Build it, and they will come.
So goes the (paraphrased) quote from “Field of Dreams,” the 1989 mystical movie about the Iowa farmer who decides to build a baseball diamond in his cornfield one day.
In Morgantown, Heidi and Greg Matheny, a married couple whose children came up playing sports at University High School, want to do the same thing for the sprawling campus on Baker Ridge.
Well, actually, their dream runs a few fields beyond the movie.
Their vision, as they told members of the Monongalia County Board of Education on Tuesday night, includes a baseball diamond and a softball field.
Tennis courts, too.
Don’t forget the cross-country course that would spiral out from the complex – to go with another field, where the Hawks marching band can practice its halftime show.
Visit https://www.uhssportscomplex.com/ for the full details on the project and the launch of its campaign.
It won’t be cheap, the couple said. It will take some $5 million to make this dream real.

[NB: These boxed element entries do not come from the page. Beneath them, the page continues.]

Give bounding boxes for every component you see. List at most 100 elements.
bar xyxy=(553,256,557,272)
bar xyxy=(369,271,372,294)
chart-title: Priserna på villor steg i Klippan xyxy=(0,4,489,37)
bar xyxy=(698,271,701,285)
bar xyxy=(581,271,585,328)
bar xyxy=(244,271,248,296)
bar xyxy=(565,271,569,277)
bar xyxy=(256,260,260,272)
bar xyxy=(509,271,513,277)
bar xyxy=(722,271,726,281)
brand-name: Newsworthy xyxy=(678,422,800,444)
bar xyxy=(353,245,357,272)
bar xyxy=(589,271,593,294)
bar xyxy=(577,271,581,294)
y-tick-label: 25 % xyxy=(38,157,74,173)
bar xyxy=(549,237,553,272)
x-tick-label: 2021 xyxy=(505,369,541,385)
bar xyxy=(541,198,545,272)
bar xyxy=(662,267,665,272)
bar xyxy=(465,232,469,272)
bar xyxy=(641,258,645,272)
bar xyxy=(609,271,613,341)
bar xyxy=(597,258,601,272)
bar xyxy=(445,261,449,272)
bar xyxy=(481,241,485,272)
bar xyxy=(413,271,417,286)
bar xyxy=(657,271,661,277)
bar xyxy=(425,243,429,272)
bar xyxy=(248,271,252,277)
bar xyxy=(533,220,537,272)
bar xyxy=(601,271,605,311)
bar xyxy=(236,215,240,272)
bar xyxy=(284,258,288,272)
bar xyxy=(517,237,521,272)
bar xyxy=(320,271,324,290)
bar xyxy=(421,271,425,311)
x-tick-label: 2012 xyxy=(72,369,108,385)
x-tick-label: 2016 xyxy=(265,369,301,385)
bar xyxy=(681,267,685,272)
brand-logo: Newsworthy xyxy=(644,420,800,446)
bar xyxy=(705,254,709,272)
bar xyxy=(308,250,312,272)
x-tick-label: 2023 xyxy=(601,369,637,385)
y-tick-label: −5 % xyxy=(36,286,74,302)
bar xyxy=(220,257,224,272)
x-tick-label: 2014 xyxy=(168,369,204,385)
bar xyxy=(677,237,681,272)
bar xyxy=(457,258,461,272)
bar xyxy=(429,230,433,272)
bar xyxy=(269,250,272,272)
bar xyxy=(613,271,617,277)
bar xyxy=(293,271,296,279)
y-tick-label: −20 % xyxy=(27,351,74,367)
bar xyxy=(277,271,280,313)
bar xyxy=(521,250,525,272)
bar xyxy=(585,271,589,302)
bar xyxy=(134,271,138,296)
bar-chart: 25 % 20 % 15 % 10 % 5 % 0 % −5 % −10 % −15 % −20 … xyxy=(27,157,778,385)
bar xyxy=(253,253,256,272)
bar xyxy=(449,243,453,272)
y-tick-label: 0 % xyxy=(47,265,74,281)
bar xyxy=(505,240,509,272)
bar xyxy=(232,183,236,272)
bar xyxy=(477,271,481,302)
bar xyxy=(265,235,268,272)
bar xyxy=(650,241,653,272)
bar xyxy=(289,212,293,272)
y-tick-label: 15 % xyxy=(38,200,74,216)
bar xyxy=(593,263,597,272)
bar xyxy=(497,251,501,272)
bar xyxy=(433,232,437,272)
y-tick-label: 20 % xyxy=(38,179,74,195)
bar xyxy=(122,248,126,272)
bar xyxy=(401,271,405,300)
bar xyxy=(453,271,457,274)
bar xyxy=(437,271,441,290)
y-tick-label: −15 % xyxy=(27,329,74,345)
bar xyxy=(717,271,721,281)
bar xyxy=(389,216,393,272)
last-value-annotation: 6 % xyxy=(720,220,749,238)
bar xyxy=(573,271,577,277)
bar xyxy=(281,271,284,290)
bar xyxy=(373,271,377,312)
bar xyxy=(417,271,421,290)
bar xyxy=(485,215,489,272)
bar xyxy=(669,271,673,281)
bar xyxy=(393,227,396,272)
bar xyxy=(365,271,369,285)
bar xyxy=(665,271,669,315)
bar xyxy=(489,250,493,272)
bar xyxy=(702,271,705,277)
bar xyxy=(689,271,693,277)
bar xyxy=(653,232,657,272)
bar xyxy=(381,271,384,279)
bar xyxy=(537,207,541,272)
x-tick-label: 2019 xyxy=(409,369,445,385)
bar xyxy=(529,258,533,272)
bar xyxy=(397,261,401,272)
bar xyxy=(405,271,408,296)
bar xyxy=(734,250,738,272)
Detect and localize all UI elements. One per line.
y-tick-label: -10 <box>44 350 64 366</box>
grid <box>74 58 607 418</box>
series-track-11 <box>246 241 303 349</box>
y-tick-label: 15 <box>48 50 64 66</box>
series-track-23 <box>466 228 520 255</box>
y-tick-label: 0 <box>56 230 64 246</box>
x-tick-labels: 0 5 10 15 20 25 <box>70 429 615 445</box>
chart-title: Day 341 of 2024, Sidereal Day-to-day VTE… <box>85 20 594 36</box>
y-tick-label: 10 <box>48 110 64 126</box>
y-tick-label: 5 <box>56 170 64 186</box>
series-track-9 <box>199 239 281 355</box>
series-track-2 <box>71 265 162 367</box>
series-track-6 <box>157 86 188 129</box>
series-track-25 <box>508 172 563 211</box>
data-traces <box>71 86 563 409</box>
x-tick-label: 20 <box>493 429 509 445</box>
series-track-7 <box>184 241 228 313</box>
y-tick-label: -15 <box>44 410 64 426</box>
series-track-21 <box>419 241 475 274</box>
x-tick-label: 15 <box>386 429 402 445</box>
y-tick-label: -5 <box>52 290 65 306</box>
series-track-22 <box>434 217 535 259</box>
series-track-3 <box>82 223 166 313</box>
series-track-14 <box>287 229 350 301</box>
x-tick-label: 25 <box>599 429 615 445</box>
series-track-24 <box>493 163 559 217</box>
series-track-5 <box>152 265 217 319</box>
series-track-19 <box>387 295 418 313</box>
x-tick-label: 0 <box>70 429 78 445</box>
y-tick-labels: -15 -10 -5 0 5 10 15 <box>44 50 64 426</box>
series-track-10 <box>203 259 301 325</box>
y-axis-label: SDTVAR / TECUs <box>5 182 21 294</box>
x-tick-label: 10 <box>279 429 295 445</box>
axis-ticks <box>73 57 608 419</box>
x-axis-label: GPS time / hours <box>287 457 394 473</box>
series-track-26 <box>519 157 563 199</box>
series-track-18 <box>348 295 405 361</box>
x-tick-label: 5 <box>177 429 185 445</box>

However, just like Kevin Costner in the movie, Heidi Matheny said she hopes all the players involved – or, who are about to be involved – act on the bases-loaded convergence for this one.
“We really have a great group of parents right now,” she said. “We have a lot of in-kind support we want to capitalize on.”
That includes capitalizing on University High’s literal field – the 90-acre expanse it calls home.
A hilly, lofty expanse, Greg Matheny said, that has the best scenic views and sunsets ever offered on a football Friday night across the region.
“I think we all know you’re not gonna find a better place,” he said.
Heidi Matheny, meanwhile, says she hopes the project, and the grant proposal she wrote to go with it, finds a good place through AMLER, the Abandoned Mine Lands Revitalization Program.
Since its founding in 2016, AMLER has awarded more than $180 in such monies for such projects across the Mountain State.
AMLER, though, historically, doesn’t give full dollars for the full price of the projects it considers.
Which is precisely why Heidi Matheny, in the way of a manager calling for a sacrifice fly to bring a runner across the plate from third, went for it all in her request – so she could be talked down, if AMLER does give the nod.
“I’ll take what I can get,” she said.
She’ll also take all that aforementioned in-kind support, also, which, in many cases, is coming by way like-minded contractors who have already offered to start churning the earth for this real-life field of dreams.
The program that could bring the project home favors such late-inning rallies, she said.
Mon President Ron Lytle agreed – and gave his own Field of Dreams riff.
If the people arrive, he said, the complex gets built.
“We need people with solid buy-in,” said the board president, who is also support of the project.
“The whole community has to buy in for this project to happen.”